Obligated parties need imported renewable fuels, especially biodiesel and renewable diesel, to satisfy their requirements. Using the Renewable Fuel Standard (RFS) as a barrier to imports could trigger international trade cases and increase costs for companies needing to comply with the program by depriving supply.

But limiting the "domestic supply" EPA considers when setting mandates each year to US-produced fuels would drop blending requirements without overtly harming producers Trump repeatedly pledged to support. Excising imported fuel would reduce "domestic supply" by roughly 1.3bn RINs.

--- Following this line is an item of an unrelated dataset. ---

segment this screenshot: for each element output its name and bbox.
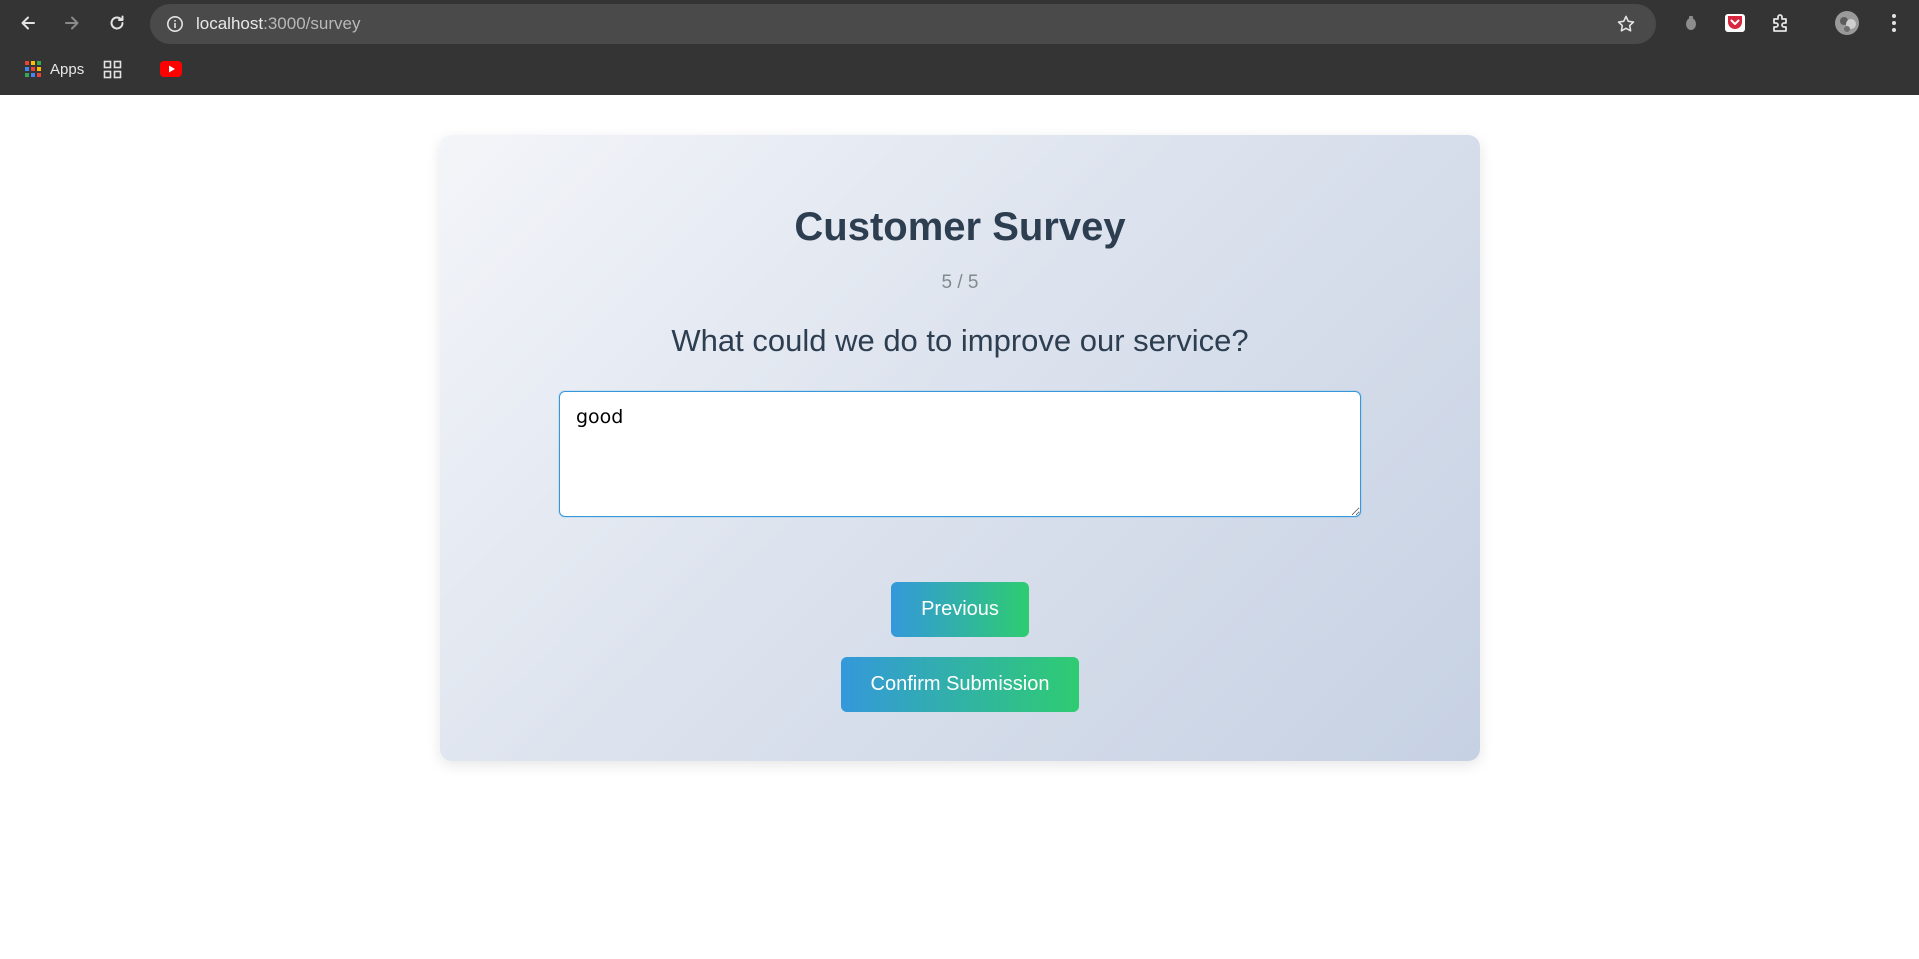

"We believe that the intent of Congress when the statute was passed was to decrease the dependence of the United States on imported crude oil and fuels," Marathon Petroleum vice president of supply Michael Palmer said in submitted comments. "Inclusion of imported volumes of biofuels when setting the yearly obligations violates this premise of the statute."

EPA confirmed it could also, for the first time, allow US-produced biofuels exported for use as fuel overseas to generate RINs, a change that could add at least 800mn RINs based on exports so far this year.

The combination shifts focus to domestic biofuel production and away from past refining industry complaints about feasible US consumption. But the effect would leave domestic and foreign producers competing for smaller mandated shares of the US fuel market. Prices for RINs, conceived in part to encourage US biofuel blending, would continue to fall under shrinking demand and rising supply.

Renewable fuels groups seeking to expand market share both domestically and abroad quickly denounced the focus on domestic production this week. Congress intended the US to use more renewable fuels, not merely produce them, the industry argued. The refiner proposals both harmed domestic producers and risked the ire of the World Trade Organization, warned Bob Dinneen, chief executive of the Renewable Fuels Association.

"Rather, all this would do is artificially increase the RINs available for compliance purposes and discourage investment in the infrastructure and technology to continue to grow the market," Dinneen said.

Refiners including Valero, PBF Energy, CVR Refining and Monroe Energy cited instructions from the District of Columbia Court of Appeals that EPA must only consider the renewable fuels available in the US when defining supply for the purpose of the program. The court included imported biofuels as an example of that supply and rejected an EPA attempt to match supply to what the US fuel system could reasonably distribute and customers could consume.

"In light of the DC Circuit's views limiting EPA's overreach in defining 'supply', EPA should consider how to define 'domestic' to align with the purposes of the statute," Valero wrote. "EPA's interpretation of 'domestic supply' to include renewable fuel is contrary to the statutory purpose of the RFS."

Refiners also repeatedly cited the administration's investigation of Argentinean and Indonesian biodiesel imports, which found US-produced biodiesel had lost market share over the past three years.

The Department in Commerce began in August requiring deposits of 50.29-64.17pc on Argentinean imports and 41-68.28pc for Indonesian imports ahead of a final determination in late December.

EPA staff echoed those issues in a 26 September notice seeking comment on further reductions to the blending mandates. None of the issues raised by biofuel groups had seen such a quick response, Advanced Biofuels Association chief executive Michael McAdams said.

EPA administrator Scott Pruitt would need to hear from legislators, state attorneys general and especially the White House to understand the damage the proposals would have on an important base of Trump support in a fight that would unite the biofuels industry, McAdams said.

"Make no mistake, this proposal has to be soundly rejected," McAdams said. "It is such an unbelievable, draconian, over-the-top reach that I think we can defeat this."